Later—meaning earlier; catching on yet?—he runs into a few unsavory characters, among them a shadowy guy who might be named Teddy (Joe Pantoliano)—it’s only one of his monikers—and Natalie (Carrie-Anne Moss), a bartender whose motives don’t become clear until Leonard first meets her—that is, the last time we see her. It’s very much a writer’s movie, with little room for showy acting, and the cast cooperates with stark, Cornell Woolrich-meets-Elmore Leonard caricatures in their performances.
Due to its structure, the film’s climax is revealed in the opening three minutes. Instead of a whodunit, Memento becomes a whydunit. As Lenny moves toward what he thinks will be the resolution of the quest, we watch clues and solutions present themselves, then fade into the background when a new bit of information is gleaned from Nolan’s expertly folded script. Somehow, Nolan wrings tension out of the search for the beginning, not the twists and turns that lead to an end.

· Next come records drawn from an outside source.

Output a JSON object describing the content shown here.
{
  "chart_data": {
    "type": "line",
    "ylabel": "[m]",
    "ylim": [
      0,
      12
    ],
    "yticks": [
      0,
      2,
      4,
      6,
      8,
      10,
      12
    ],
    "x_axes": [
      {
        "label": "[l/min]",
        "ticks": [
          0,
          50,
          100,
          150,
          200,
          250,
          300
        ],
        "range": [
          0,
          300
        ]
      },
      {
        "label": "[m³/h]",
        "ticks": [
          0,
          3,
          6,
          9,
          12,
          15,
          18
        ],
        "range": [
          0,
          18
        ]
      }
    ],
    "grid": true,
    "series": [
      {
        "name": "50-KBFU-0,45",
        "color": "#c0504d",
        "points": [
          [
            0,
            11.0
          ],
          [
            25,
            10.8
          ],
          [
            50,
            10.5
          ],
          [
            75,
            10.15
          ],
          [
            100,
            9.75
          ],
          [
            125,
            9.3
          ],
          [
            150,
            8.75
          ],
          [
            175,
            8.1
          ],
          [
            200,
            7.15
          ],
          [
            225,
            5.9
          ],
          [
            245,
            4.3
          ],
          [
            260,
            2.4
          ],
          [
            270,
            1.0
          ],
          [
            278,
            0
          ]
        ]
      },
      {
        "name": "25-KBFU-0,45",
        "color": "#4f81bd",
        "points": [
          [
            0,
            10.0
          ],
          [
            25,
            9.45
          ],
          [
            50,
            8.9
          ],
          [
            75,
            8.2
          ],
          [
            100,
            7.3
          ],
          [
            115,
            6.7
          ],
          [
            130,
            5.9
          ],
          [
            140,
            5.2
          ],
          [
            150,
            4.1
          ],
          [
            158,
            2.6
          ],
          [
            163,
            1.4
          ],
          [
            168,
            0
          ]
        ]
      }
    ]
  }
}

The strategy of telling a story backwards has been used by everyone from Atom Egoyan to Martin Amis, but rarely has it been employed within a story that made use of its suspense possibilities so well. Watching Memento for the first time is a profoundly disorienting experience, which creates an atmosphere of genuine tension.
We begin to place mental bookmarks throughout the tale, only to remove them minutes later. After a while, we understand the desperation enveloping Leonard, the desperation that led up to the first scenes of the film. There’s a hollow ring to the picture; as Natalie points out, even if Leonard gets revenge, he’s not going to remember it.
There’s no clear resolution in the final scenes of the film. As Nolan spent the first 100 minutes reminding us, even the best memories are faulty, and people often remember what suits them. That’s why the film’s final revelations are such a kick—we have no idea if any of this is true, or whether the events described are any more real than the lies we’ve already been told.
Those seeking concrete resolution to their stories might feel slighted, but they might also see the entertainment value in the mental exercise Nolan has presented for us. In many ways, it’s nothing more than an unsolvable Rubik’s cube, a puzzle that’s more interesting without answers. The more we learn about Leonard, the more information we’re forced to throw away. Both constructive and destructive, it’s a terribly entertaining exercise.
Memento (R) HHH1/2 Directed by Christopher Nolan. Starring Guy Pearce, Carrie-Anne Moss and Joe Pantoliano.